One way that we communicate a generous vision to people is by giving them a booklet and a hand-written note when they give to our church for the first time. It’s called “What happens when you give.” I wish we could take credit for this idea, but we can’t. We purchase these books from Giving Rocket. You can find out more about these books here.
Stage 2 – Giving Is A Priority. Once a person decides they no longer want to be selfish with their finances, they’ve taken a huge spiritual step. At this point we, as church leaders, must empower our people by giving them the tools to make giving a priority.
When I was growing up in a Southern Baptist church, we were sent offering envelopes in the mail. This system reminded our family to make giving a priority. Thanks to internet technology we can do far better than mailing a box of envelopes.
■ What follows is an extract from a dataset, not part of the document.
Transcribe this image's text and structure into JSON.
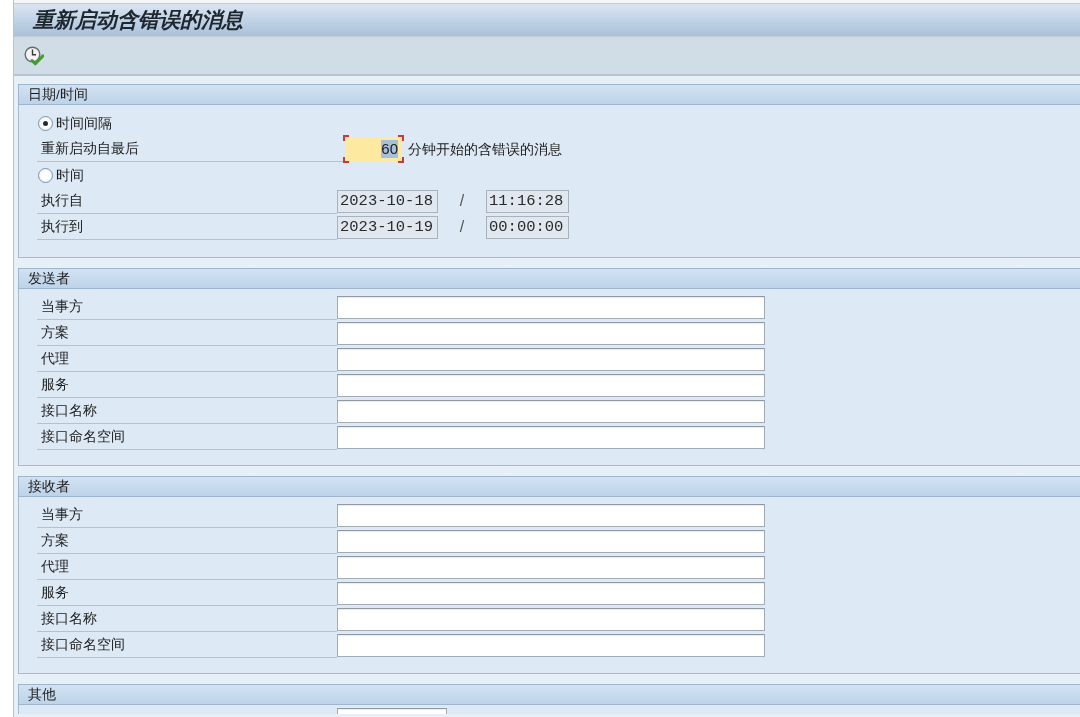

Creating a link on your website where people can set up automatic ACH withdrawals or recurring credit/debit card payments is a simple way to do this. Additionally, including a link in your weekly e-newsletter that simply says “give online” will remind people to give even when they’re on vacation or just missed church.
It’s vital that we not only help people believe that giving is a priority, we must help them make it a priority by providing them the right tools.
Stage 3 – Giving Is A Habit. This stage is both fantastic and dangerous. It’s fantastic because giving has become automatic for people. It’s dangerous because people can give without thinking. This can lead to either complacency or a sense of arrival. We must help people move beyond this stage by teaching about giving as an act of worship. We should continually remind those we lead that giving is not a mindless activity, it is a meaningful gesture of worship.
Stage 4 – Giving Is A Privilege. There are two methods that are helpful here: personal stories and personal example. Personal stories of changed lives are a great way to promote the privilege of giving. When people hear how our churches are impacting others, they are inspired to give. Playing these videos during weekend services, including them with contribution statements, and featuring them on our website reminds people why they give.
While stories of changed lives are powerful, the greatest way for church leaders to help people get to the fourth stage of generosity is to live in this place ourselves. The only way for us to convincingly talk about giving being a privilege is if we personally believe it. Evaluate yourself, church leader, are you giving consistently? Are you giving sacrificially? Are you seeing God’s miracles of provision that make you fall to your knees in worship? Only when we inhabit this space will we be able to help lead people here as well.